6.18. O jogador deverá cuidar para que objetos alheios ao jogo (outra bola, bonés, etc.) não fiquem no seu campo pois perderá o “ponto” se a bola bater nestes objetos.
6.19. A bola impulsionada para o campo do adversário que, após bater no piso deste, passar para fora da área de jogo por defeito da tela metálica ou, ainda, se ficar presa a esta, será “ponto” de quem a arremessou.
6.20. As duplas deverão trocar de campo sempre que a soma dos “games” for número impar.
6.21. Durante uma partida serão admitidos os seguintes intervalos máximos:
6.21.1.Entre “pontos” – 25 segundos
6.21.2.Entre “games” quando houver troca de campo – 1 minuto e 30 segundos.
6.21.3.Entre “sets” – 1 minuto e trinta segundos.
6.21.4.Por lesão do jogador (uma única vez) – 3 minutos.
6.21.5.Para atendimento médico no intervalo do “set” (uma única vez) – 4min.

7. A PONTUAÇÃO
7.1. Cada disputa durante o jogo, iniciada com o saque e terminada com o erro de alguma das duplas, receberá o nome de “ponto”.

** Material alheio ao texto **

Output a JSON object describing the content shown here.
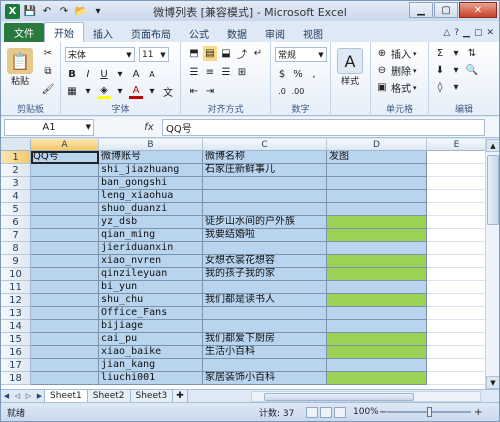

7.2. O primeiro “ponto” obtido por cada dupla será contado como “quinze”, o segundo como “trinta”, o terceiro “quarenta” e o quarto como “game”.
7.3. A dupla que primeiro fizer quatro “pontos” terá vencido o “game”, desde que o faça com diferença de dois “pontos” sobre o adversário.
7.4. Se houver empate em “quarenta” a pontuação recebe o nome de “iguais” . O ponto seguinte “vantagem a favor” ou “vantagem contra”, sob a ótica do sacador. A seguir, dependendo de quem vencer o “ponto”, a contagem volta para “iguais” ou declara-se “game”.
7.5. A dupla que primeiro somar seis “games”, desde que o faça também com diferença de dois “games”, terá vencido um “set”.
7.6. No caso de as duplas chegarem empatadas em seis “games” o desempate será decidido na modalidade de “tie-break” .
7.7. Nas competições oficiais as partidas deverão ser disputadas em melhor de três “sets”.
7.8. Admite-se sistema de contagem onde a partida será disputada em único “set” de nove “games”, mantida a necessidade da diferença de dois “games” sobre o perdedor. Nesse caso, o empate em oito “games” leva a decisão para o “tie-break”.

8. O TIE-BREAK
8.1. Consiste num sistema de desempate onde ganha a dupla que primeiro chegar a sete “pontos”, observada a diferença de dois sobre o adversário.
8.2. No “tie-break” o primeiro ponto obtido pela dupla denomina-se “um”, o segundo “dois” e assim sucessivamente.
8.3. Começa a sacar o jogador a que corresponda a vez, do lado direito da sua “área de saque” e executando uma rotina de saque. Concluído o “ponto” passa a sacar o jogador adversário (da vez), executando duas rotinas de saque, sendo a primeira do lado esquerdo da sua “área de saque”. Na continuação passa a sacar o adversário, da mesma forma, e assim sucessivamente.
8.4. As duplas deverão trocar de campo a cada seis “pontos” jogados, sem direito a intervalo/descanso.
8.5. Ao vencedor do desempate será apontado o resultado de 7 x 6 (“games”).
8.6. No “set” seguinte iniciará sacando a dupla que começou recebendo o saque no “tie-break”.
8.7. Admite-se sistema de desempate onde o “tie-break” , disputado em 11 “pontos”, sempre com a diferença de dois sobre o perdedor, substitui o terceiro “set”. Nesse caso ao vencedor será apontado o resultado de 2 x 1 (“sets”).